Die Geschichte vom Binnen-I

Die Geschichte vom Binnen-I

2. September 2014 Allgemein 0

Ein kollektives „Nein“ zum Gleichberechtigungsgefummel

In den letzten Tagen führten mich Recherchearbeiten für eine Übersetzung durch erstaunlich klare Statements zum Thema gendergerechte Sprache. Und abgesehen von den Artikeln, die von Lehr- und Frauenbeauftragten verschiedener Universitäten verfasst wurden (hier ging es u.a. um die Forderung einer Frauisierung der Sprache, die sämtliche Wortendungen auf „-er“ durch die „a“-Form ersetzen soll), sorgten diese Statements beim Lesen für angenehm fröhlich-lockere Entspannung – insbesondere in sprachlicher Hinsicht. Auslöser der meisten Artikel war eine von Elke Ferner (SPD, Bundesfamilienministerium) vollzogene Handlung: Sie gab ihren Staatssekretärs-Dienstausweis zurück, weil das „-in“ im Titel fehlte.

Und sicher – man darf nicht vergessen, welche Stationen dem sprachlichen Gender-Catwalk vorausgingen: Bis 1977 benötigte eine Frau die Erlaubnis ihres Ehemannes, um ein Arbeit aufzunehmen. Erst wenige Jahre zuvor war einer verheirateten Frau überhaupt die volle Geschäftstätigkeit zuerkannt worden. Und auch das Recht, nach der Heirat den eigenen Nachnamen zu behalten, ist auf die gleiche, gesellschaftspolitisch hochbrisante und so notwendige Zeit zurückzuführen. Vergleichend betrachtet, wirkt in dieser Ereigniskette das Binnen-I so überflüssig wie eine dritte Wetter-App im Smartphone.
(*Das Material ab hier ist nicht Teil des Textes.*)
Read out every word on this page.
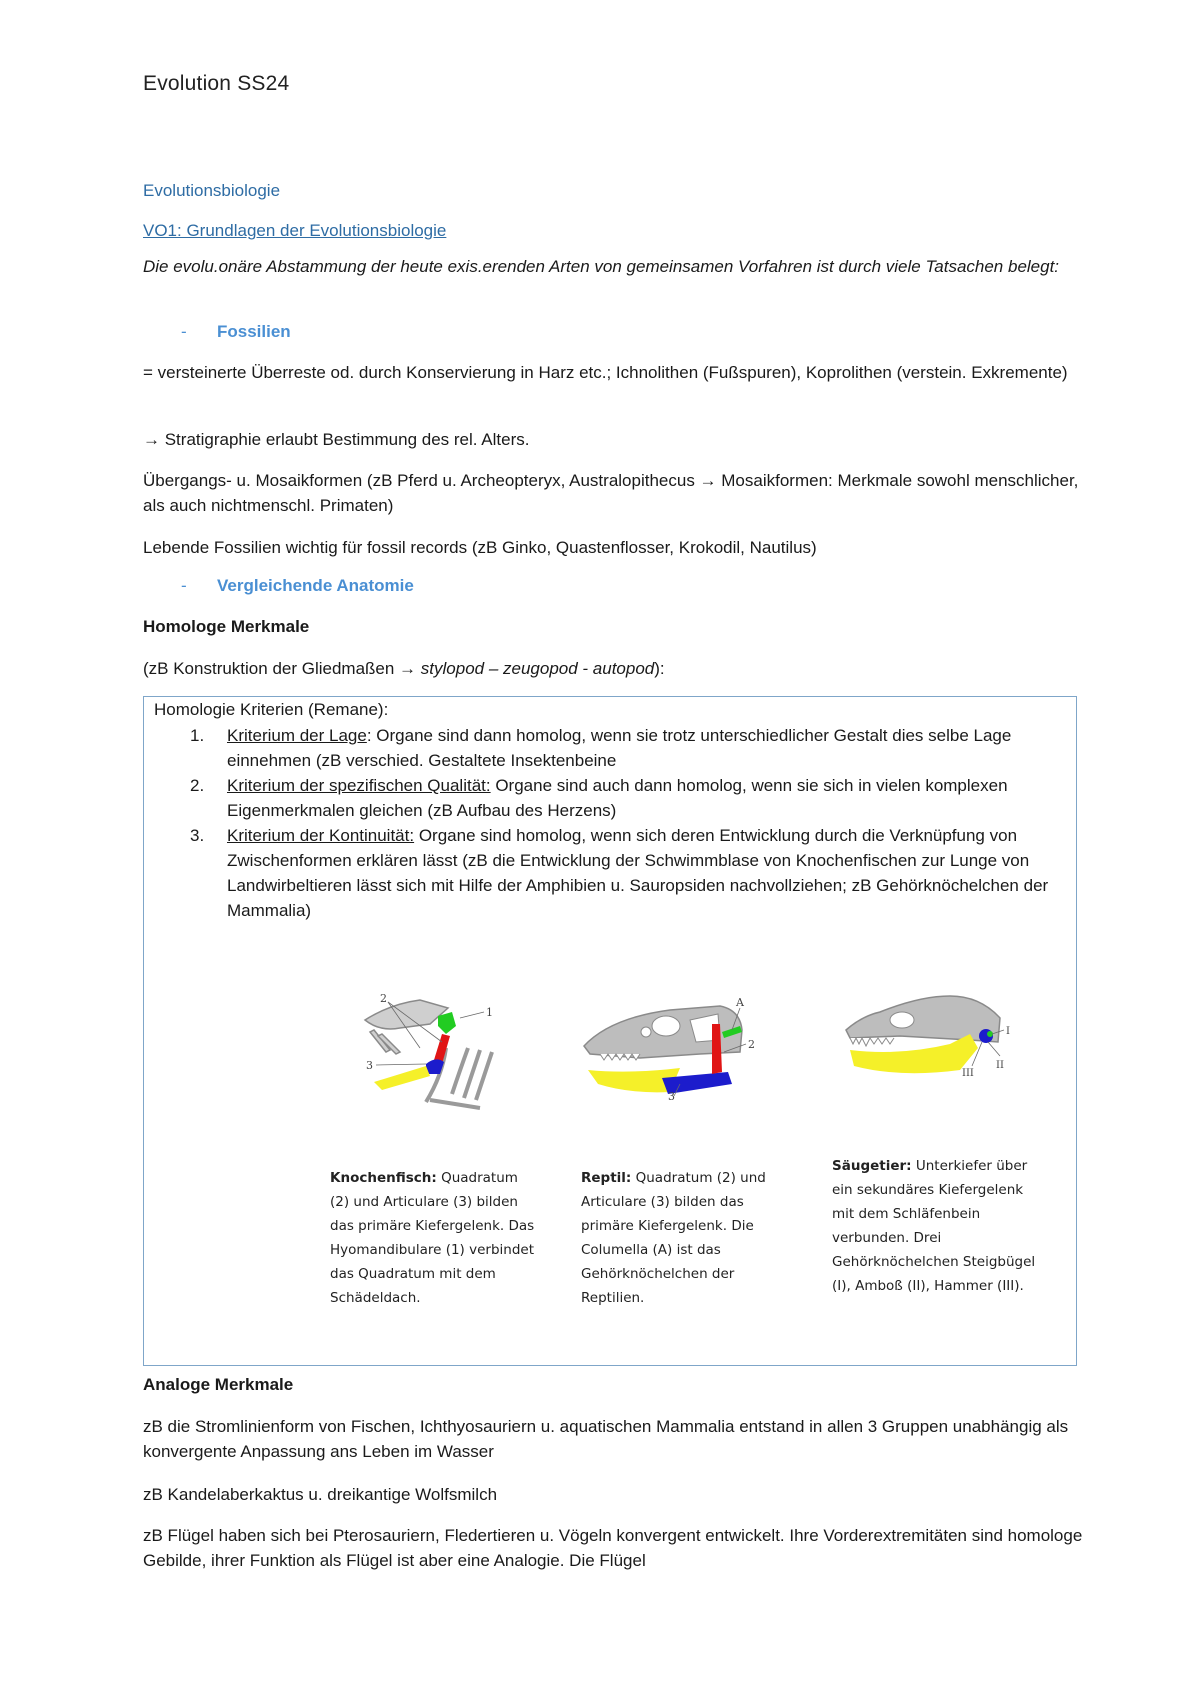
Evolution SS24
Evolutionsbiologie
VO1: Grundlagen der Evolutionsbiologie
Die evolu.onäre Abstammung der heute exis.erenden Arten von gemeinsamen Vorfahren ist durch viele Tatsachen belegt:
- Fossilien
= versteinerte Überreste od. durch Konservierung in Harz etc.; Ichnolithen (Fußspuren), Koprolithen (verstein. Exkremente)
→ Stratigraphie erlaubt Bestimmung des rel. Alters.
Übergangs- u. Mosaikformen (zB Pferd u. Archeopteryx, Australopithecus → Mosaikformen: Merkmale sowohl menschlicher, als auch nichtmenschl. Primaten)
Lebende Fossilien wichtig für fossil records (zB Ginko, Quastenflosser, Krokodil, Nautilus)
- Vergleichende Anatomie
Homologe Merkmale
(zB Konstruktion der Gliedmaßen → stylopod – zeugopod - autopod):
Homologie Kriterien (Remane):
1.	Kriterium der Lage: Organe sind dann homolog, wenn sie trotz unterschiedlicher Gestalt dies selbe Lage einnehmen (zB verschied. Gestaltete Insektenbeine
2.	Kriterium der spezifischen Qualität: Organe sind auch dann homolog, wenn sie sich in vielen komplexen Eigenmerkmalen gleichen (zB Aufbau des Herzens)
3.	Kriterium der Kontinuität: Organe sind homolog, wenn sich deren Entwicklung durch die Verknüpfung von Zwischenformen erklären lässt (zB die Entwicklung der Schwimmblase von Knochenfischen zur Lunge von Landwirbeltieren lässt sich mit Hilfe der Amphibien u. Sauropsiden nachvollziehen; zB Gehörknöchelchen der Mammalia)
2
1
3
A
2
3
I
II
III
Knochenfisch: Quadratum (2) und Articulare (3) bilden das primäre Kiefergelenk. Das Hyomandibulare (1) verbindet das Quadratum mit dem Schädeldach.
Reptil: Quadratum (2) und Articulare (3) bilden das primäre Kiefergelenk. Die Columella (A) ist das Gehörknöchelchen der Reptilien.
Säugetier: Unterkiefer über ein sekundäres Kiefergelenk mit dem Schläfenbein verbunden. Drei Gehörknöchelchen Steigbügel (I), Amboß (II), Hammer (III).
Analoge Merkmale
zB die Stromlinienform von Fischen, Ichthyosauriern u. aquatischen Mammalia entstand in allen 3 Gruppen unabhängig als konvergente Anpassung ans Leben im Wasser
zB Kandelaberkaktus u. dreikantige Wolfsmilch
zB Flügel haben sich bei Pterosauriern, Fledertieren u. Vögeln konvergent entwickelt. Ihre Vorderextremitäten sind homologe Gebilde, ihrer Funktion als Flügel ist aber eine Analogie. Die Flügel
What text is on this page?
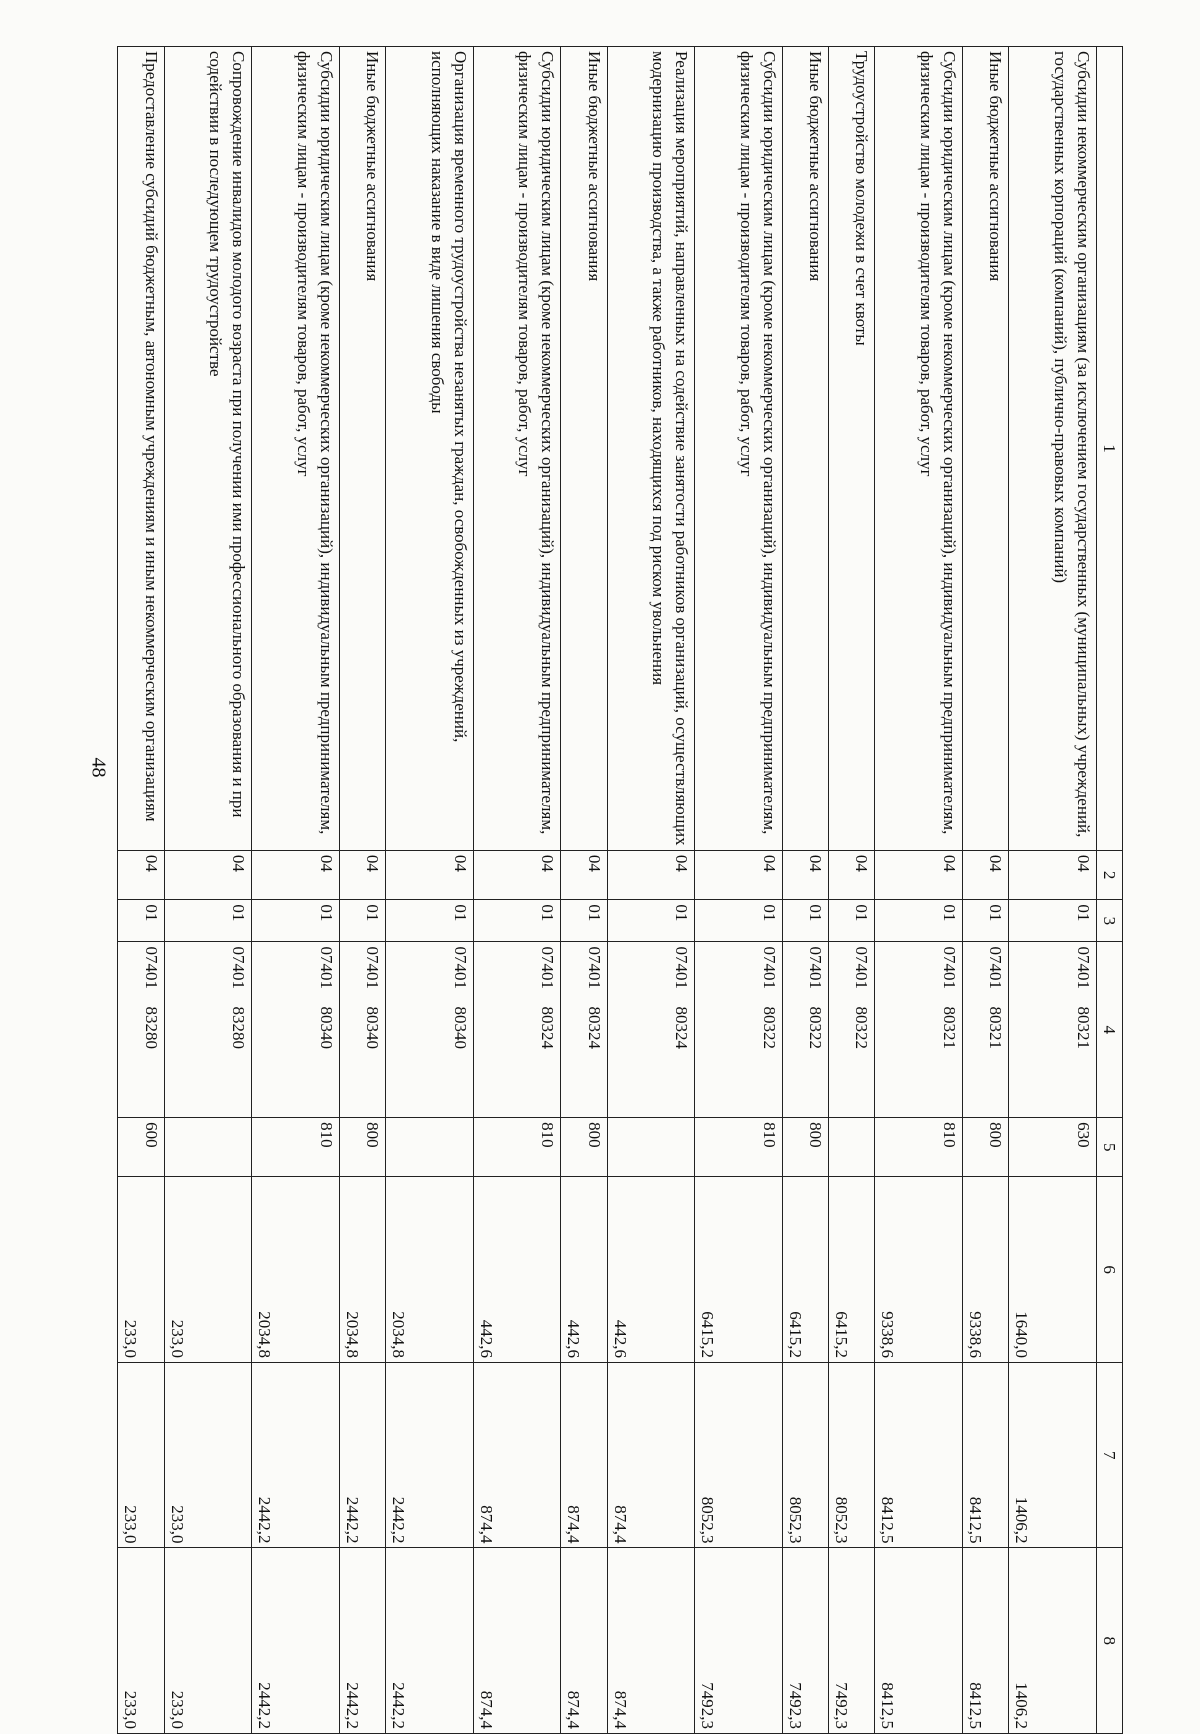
48
1	2	3	4	5	6	7	8
Субсидии некоммерческим организациям (за исключением государственных (муниципальных) учреждений, государственных корпораций (компаний), публично-правовых компаний)	04	01	0740180321	630	1640,0	1406,2	1406,2
Иные бюджетные ассигнования	04	01	0740180321	800	9338,6	8412,5	8412,5
Субсидии юридическим лицам (кроме некоммерческих организаций), индивидуальным предпринимателям, физическим лицам - производителям товаров, работ, услуг	04	01	0740180321	810	9338,6	8412,5	8412,5
Трудоустройство молодежи в счет квоты	04	01	0740180322		6415,2	8052,3	7492,3
Иные бюджетные ассигнования	04	01	0740180322	800	6415,2	8052,3	7492,3
Субсидии юридическим лицам (кроме некоммерческих организаций), индивидуальным предпринимателям, физическим лицам - производителям товаров, работ, услуг	04	01	0740180322	810	6415,2	8052,3	7492,3
Реализация мероприятий, направленных на содействие занятости работников организаций, осуществляющих модернизацию производства, а также работников, находящихся под риском увольнения	04	01	0740180324		442,6	874,4	874,4
Иные бюджетные ассигнования	04	01	0740180324	800	442,6	874,4	874,4
Субсидии юридическим лицам (кроме некоммерческих организаций), индивидуальным предпринимателям, физическим лицам - производителям товаров, работ, услуг	04	01	0740180324	810	442,6	874,4	874,4
Организация временного трудоустройства незанятых граждан, освобожденных из учреждений, исполняющих наказание в виде лишения свободы	04	01	0740180340		2034,8	2442,2	2442,2
Иные бюджетные ассигнования	04	01	0740180340	800	2034,8	2442,2	2442,2
Субсидии юридическим лицам (кроме некоммерческих организаций), индивидуальным предпринимателям, физическим лицам - производителям товаров, работ, услуг	04	01	0740180340	810	2034,8	2442,2	2442,2
Сопровождение инвалидов молодого возраста при получении ими профессионального образования и при содействии в последующем трудоустройстве	04	01	0740183280		233,0	233,0	233,0
Предоставление субсидий бюджетным, автономным учреждениям и иным некоммерческим организациям	04	01	0740183280	600	233,0	233,0	233,0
Und seien wir doch mal ehrlich: Wenn frau etwas fordert, was einen gut geschrieben Text mehr oder weniger verhunzt und das Lesen desselben quasi unmöglich macht, dann darf man – äh frau, also wir? – sich doch fragen, ob ganz eventuell die eine oder andere von uns mental noch nicht so richtig richtig aus ihrer weiblichen Opferrolle herausgefunden hat.

Heute ist eine Frau Bundeskanzler, eine andere Frau besitzt die Oberbefehlsgewalt über die Bundeswehr und eine weitere (oder auch die bereits genannten) hinterzieht genauso wie Männer Steuern. Frauenquote, Vätermonate … Da finde ich es schon okay, wenn ich mich bei einer Rede des Bundespräsidenten, die aus Versehen mit „Liebe Bürger“ beginnt, einfach rundherum angesprochen fühle.